The survey is paper-based, but is adaptable for Web use, can be modified to meet each hospital's specific needs, and may be used systemwide or within targeted departments.

Indian River Memorial Hospital in Vero Beach, Fla., conducted the survey among 1,200 staff-both clinical and nonclinical-via a Web-based version on the hospital intranet. All the directors received the survey results and could then go in and break it down by departments.

In the pharmacy department, nine pharmacists and 10 other pharmacy staff participated on a voluntary basis. Se Choi, Pharm.D., director of pharmacy services, found the survey to be "a very good tool."
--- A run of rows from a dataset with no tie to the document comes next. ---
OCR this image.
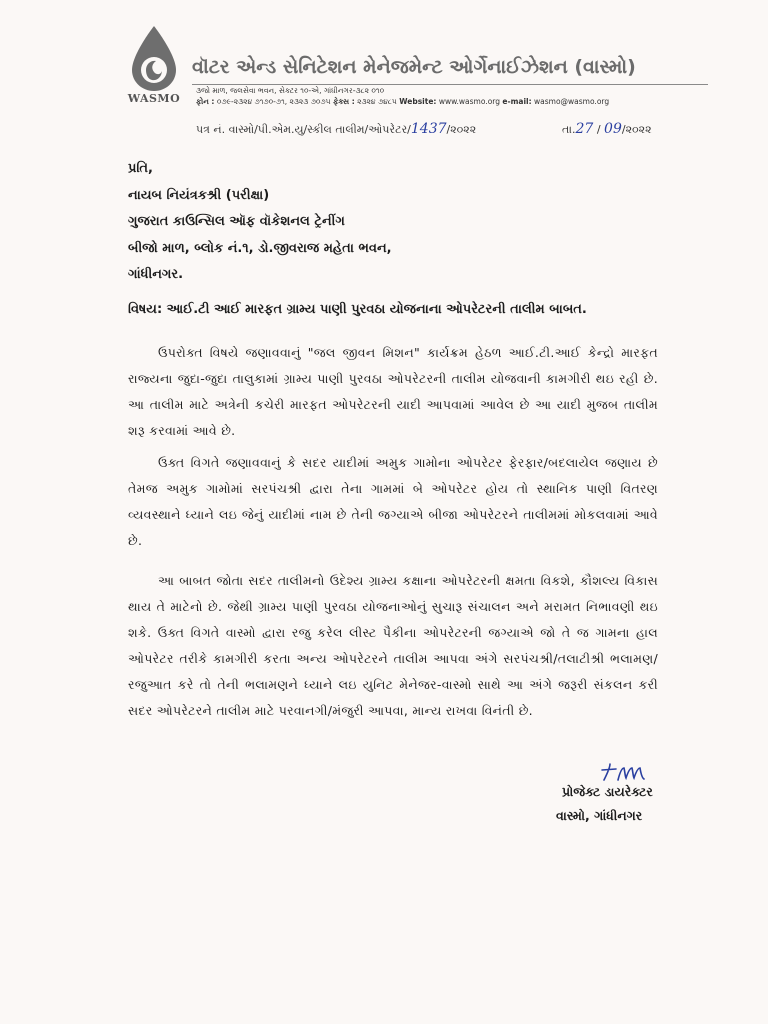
WASMO
વૉટર એન્ડ સેનિટેશન મેનેજમેન્ટ ઓર્ગેનાઈઝેશન (વાસ્મો)
૩જો માળ, જલસેવા ભવન, સેક્ટર ૧૦-એ, ગાંધીનગર-૩૮૨ ૦૧૦
ફોન : ૦૭૯-૨૩૨૪ ૭૧૭૦-૭૧, ૨૩૨૩ ૭૦૭૫ ફેક્સ : ૨૩૨૪ ૭૪૮૫ Website: www.wasmo.org e-mail: wasmo@wasmo.org
પત્ર નં. વાસ્મો/પી.એમ.યુ/સ્કીલ તાલીમ/ઓપરેટર/1437/૨૦૨૨	તા.27 / 09/૨૦૨૨
પ્રતિ,
નાયબ નિયંત્રકશ્રી (પરીક્ષા)
ગુજરાત કાઉન્સિલ ઑફ વૉકેશનલ ટ્રેનીંગ
બીજો માળ, બ્લોક નં.૧, ડો.જીવરાજ મહેતા ભવન,
ગાંધીનગર.
વિષય: આઈ.ટી આઈ મારફત ગ્રામ્ય પાણી પુરવઠા યોજનાના ઓપરેટરની તાલીમ બાબત.
ઉપરોક્ત વિષયે જણાવવાનું "જલ જીવન મિશન" કાર્યક્રમ હેઠળ આઈ.ટી.આઈ કેન્દ્રો મારફત રાજ્યના જુદા-જુદા તાલુકામાં ગ્રામ્ય પાણી પુરવઠા ઓપરેટરની તાલીમ યોજવાની કામગીરી થઇ રહી છે. આ તાલીમ માટે અત્રેની કચેરી મારફત ઓપરેટરની યાદી આપવામાં આવેલ છે આ યાદી મુજબ તાલીમ શરૂ કરવામાં આવે છે.
ઉક્ત વિગતે જણાવવાનું કે સદર યાદીમાં અમુક ગામોના ઓપરેટર ફેરફાર/બદલાયેલ જણાય છે તેમજ અમુક ગામોમાં સરપંચશ્રી દ્વારા તેના ગામમાં બે ઓપરેટર હોય તો સ્થાનિક પાણી વિતરણ વ્યવસ્થાને ધ્યાને લઇ જેનું યાદીમાં નામ છે તેની જગ્યાએ બીજા ઓપરેટરને તાલીમમાં મોકલવામાં આવે છે.
આ બાબત જોતા સદર તાલીમનો ઉદેશ્ય ગ્રામ્ય કક્ષાના ઓપરેટરની ક્ષમતા વિકશે, કૌશલ્ય વિકાસ થાય તે માટેનો છે. જેથી ગ્રામ્ય પાણી પુરવઠા યોજનાઓનું સુચારૂ સંચાલન અને મરામત નિભાવણી થઇ શકે. ઉક્ત વિગતે વાસ્મો દ્વારા રજુ કરેલ લીસ્ટ પૈકીના ઓપરેટરની જગ્યાએ જો તે જ ગામના હાલ ઓપરેટર તરીકે કામગીરી કરતા અન્ય ઓપરેટરને તાલીમ આપવા અંગે સરપંચશ્રી/તલાટીશ્રી ભલામણ/રજુઆત કરે તો તેની ભલામણને ધ્યાને લઇ યુનિટ મેનેજર-વાસ્મો સાથે આ અંગે જરૂરી સંકલન કરી સદર ઓપરેટરને તાલીમ માટે પરવાનગી/મંજુરી આપવા, માન્ય રાખવા વિનંતી છે.
પ્રોજેક્ટ ડાયરેક્ટર
વાસ્મો, ગાંધીનગર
Explaining how the survey was beneficial, Choi pointed specifically to the communications section and Question 1: We are given feedback about changes put into place based on event reports. She said four employees responded very negatively on that, so the hospital obtained a score of 3.3 (on a scale of 1 to 5). "That's low; we should be higher." And as regards Question 4: Staff feel free to question the decisions or actions of those with more authority, she said, "We had eight pharmacy staff state they didn't feel they could question the decision-that's not the culture I want. Everybody should be able to question or enter some issues. So although I don't know who gave the low scores, there is definitely a need for improvement. So these are very useful and powerful data that we can actually work at improving."

The survey was completed in the fall, and Choi has already taken steps to put the data to use. Indian River plans to redo the survey after one year, and Choi looks forward to seeing how these new initiatives will affect responses in the follow-up.